Operators can cut costs — in both product and prep — by right-sizing menus. Multitasking equipment, such as combi ovens, and optimizing the flow in the back of the house will support the cost-cutting results of trimming menus.
An increasing minimum wage and a shrinking labor pipeline are both putting pressure on labor costs. In 2015, 25 states passed a minimum wage increase, per the U.S. Department of Labor. Last year 15 states were planning to increase minimum wage, including 13 that had already done so in 2015. In fact, 60 percent of operators surveyed as part of FE&S’ 2017 Forecast Study expect labor to become a larger part of their budget this year. As a result, some operators are being forced to reduce headcount to maintain their bottom lines. In addition, job vacancies are reportedly becoming more difficult to fill. Both issues present serious obstacles for operators as they aim to satisfy customer expectations.

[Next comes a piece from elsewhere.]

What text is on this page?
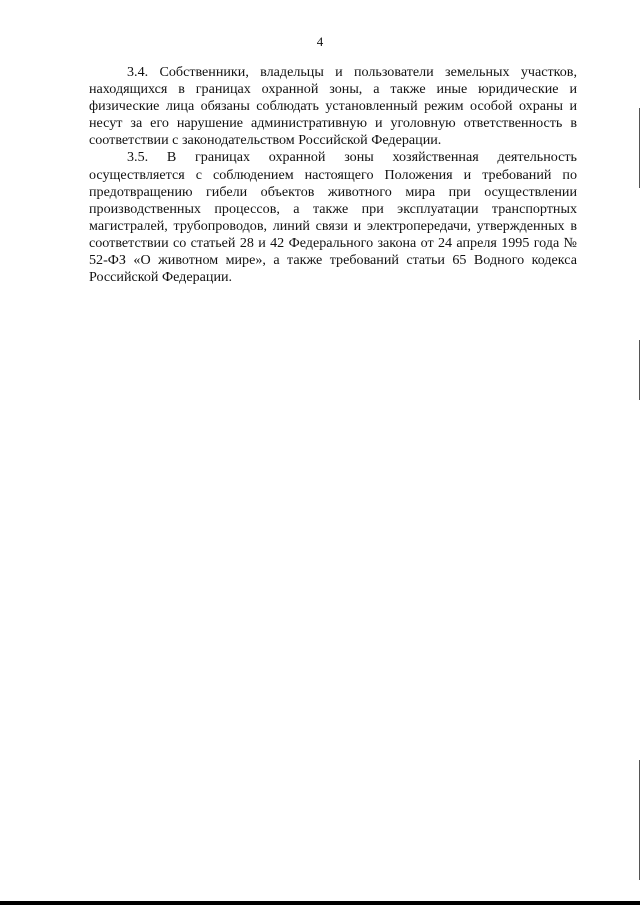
4

3.4. Собственники, владельцы и пользователи земельных участков, находящихся в границах охранной зоны, а также иные юридические и физические лица обязаны соблюдать установленный режим особой охраны и несут за его нарушение административную и уголовную ответственность в соответствии с законодательством Российской Федерации.

3.5. В границах охранной зоны хозяйственная деятельность осуществляется с соблюдением настоящего Положения и требований по предотвращению гибели объектов животного мира при осуществлении производственных процессов, а также при эксплуатации транспортных магистралей, трубопроводов, линий связи и электропередачи, утвержденных в соответствии со статьей 28 и 42 Федерального закона от 24 апреля 1995 года № 52-ФЗ «О животном мире», а также требований статьи 65 Водного кодекса Российской Федерации.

Operating with fewer staff can be addressed in two ways: technology and spatial design. Up-to-date technology can reengineer kitchens to be more productive and efficient. Spatial design that rethinks workflow will be an investment with a fast return.
Cook chill — or as it is increasingly called, “cook-to-inventory” — is a trending solution to labor issues. This is especially true in noncommercial operations that prepare large volumes of food. Soups, gravies and casseroles work well in this process. Not only can it save labor, cook chill can smooth the peaks of prep activity by being done ahead of time.
New cook chill equipment updates ensure the success and safety of the process.
In addition to digital ordering in QSR or fast-casual concepts, a digital payment system can cut labor costs by reducing cashier headcount.
New technology focuses on reducing friction points in the digital payment process. Cyber security is also paramount in the system. While this can be a cost-cutting measure, security breaches can seriously compromise a concept’s reputation.
Historically, chefs and owners have been the ones to set the brand elements of their restaurants. Today, it is different. Operators need to adapt to new and ever-changing consumer demands. Social media has taken customer satisfaction to a new level, with data available on every operation and its inner workings, ranging from responsible sourcing to menu messaging. Mistakes can be expensive.
Operators can partner with suppliers to obtain consumer research needed to stay current and relevant. Foodservice is demand-driven now, and operators who ignore or don’t understand demand will be the losers. Ongoing consumer research offers an answer.
Not every trend is an opportunity for every operator. However, some could be the perfect solution to staying relevant and responsive to ever-changing market demands. Savvy operators will take the time to sit down with their teams for strategy sessions that investigate the pros and cons of adopting certain trends and analyzing what will be required in terms of reengineering, redesign and new equipment and supplies. Trend adoption should not be a snap decision — but a well-thought-through strategy can result in a profitable return on investment.